Tate realized what he wanted to do in life when he saw a wildlife documentary on CNN. It was about poaching in Africa and how it provides revenue for crime syndicates and violent extremists. The documentary showed images of elephants and rhinos with their faces cut off by poachers to procure tusks and horns. The barbarity of the practice hurt him very badly and he took up the mission to fight poaching.
Tate gave up his job in the U.S. Department of State and started his non-profit called Veterans Empowered to Protect African Wildlife( VETPAW).
The goal of Tate and his team was to pass along skills to improve the safety of rangers and conservationists and to increase the survival rate of wildlife in Africa.
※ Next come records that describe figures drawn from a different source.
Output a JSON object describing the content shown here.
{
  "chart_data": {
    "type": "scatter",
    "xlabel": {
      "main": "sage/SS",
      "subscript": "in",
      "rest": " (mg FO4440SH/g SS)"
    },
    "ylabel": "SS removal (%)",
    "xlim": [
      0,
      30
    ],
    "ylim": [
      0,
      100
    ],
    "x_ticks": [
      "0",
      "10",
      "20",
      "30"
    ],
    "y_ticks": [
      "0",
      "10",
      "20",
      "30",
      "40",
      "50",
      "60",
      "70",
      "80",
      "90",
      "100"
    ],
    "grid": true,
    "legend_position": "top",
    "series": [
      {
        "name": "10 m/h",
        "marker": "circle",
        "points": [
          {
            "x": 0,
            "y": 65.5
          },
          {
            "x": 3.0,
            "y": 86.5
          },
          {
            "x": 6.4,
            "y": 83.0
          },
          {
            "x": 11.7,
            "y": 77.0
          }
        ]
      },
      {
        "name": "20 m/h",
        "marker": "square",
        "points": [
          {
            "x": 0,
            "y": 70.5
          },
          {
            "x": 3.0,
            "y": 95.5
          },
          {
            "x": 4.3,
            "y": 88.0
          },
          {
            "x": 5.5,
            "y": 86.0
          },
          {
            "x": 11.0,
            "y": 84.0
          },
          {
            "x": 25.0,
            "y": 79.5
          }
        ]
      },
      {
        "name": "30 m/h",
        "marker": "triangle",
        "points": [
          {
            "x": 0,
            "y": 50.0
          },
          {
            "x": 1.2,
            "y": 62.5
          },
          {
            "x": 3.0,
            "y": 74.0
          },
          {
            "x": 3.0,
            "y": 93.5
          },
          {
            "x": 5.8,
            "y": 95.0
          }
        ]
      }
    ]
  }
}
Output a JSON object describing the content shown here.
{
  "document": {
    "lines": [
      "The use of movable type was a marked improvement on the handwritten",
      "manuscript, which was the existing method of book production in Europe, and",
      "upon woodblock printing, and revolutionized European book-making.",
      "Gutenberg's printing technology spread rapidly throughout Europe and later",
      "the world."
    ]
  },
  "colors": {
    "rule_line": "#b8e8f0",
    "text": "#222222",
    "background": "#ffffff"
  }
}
They train the rangers in battlefield medical skills, night operations, leadership skills, and marksmanship. VETPAW also employs techniques like behaviour pattern recognition, which teaches rangers how to think like a criminal or a poacher. After the first training session itself, the rangers were able to recognize and apprehend eight poachers.
VETPAW has undertaken several missions like Operation Tanzania which Tanzanian government develop an intelligence-based task force to combat poaching. Then there was Operation Rhino Shield which aimed to repopulate Limpopo province in South Africa which didn’t have black rhinos for the past 200 years. Now, there is a growing population of both black and white rhinos.
Thanks to the efforts of Ryan Tate and his team, incidents of poaching has considerably come down and led to the conservation of wildlife in Africa.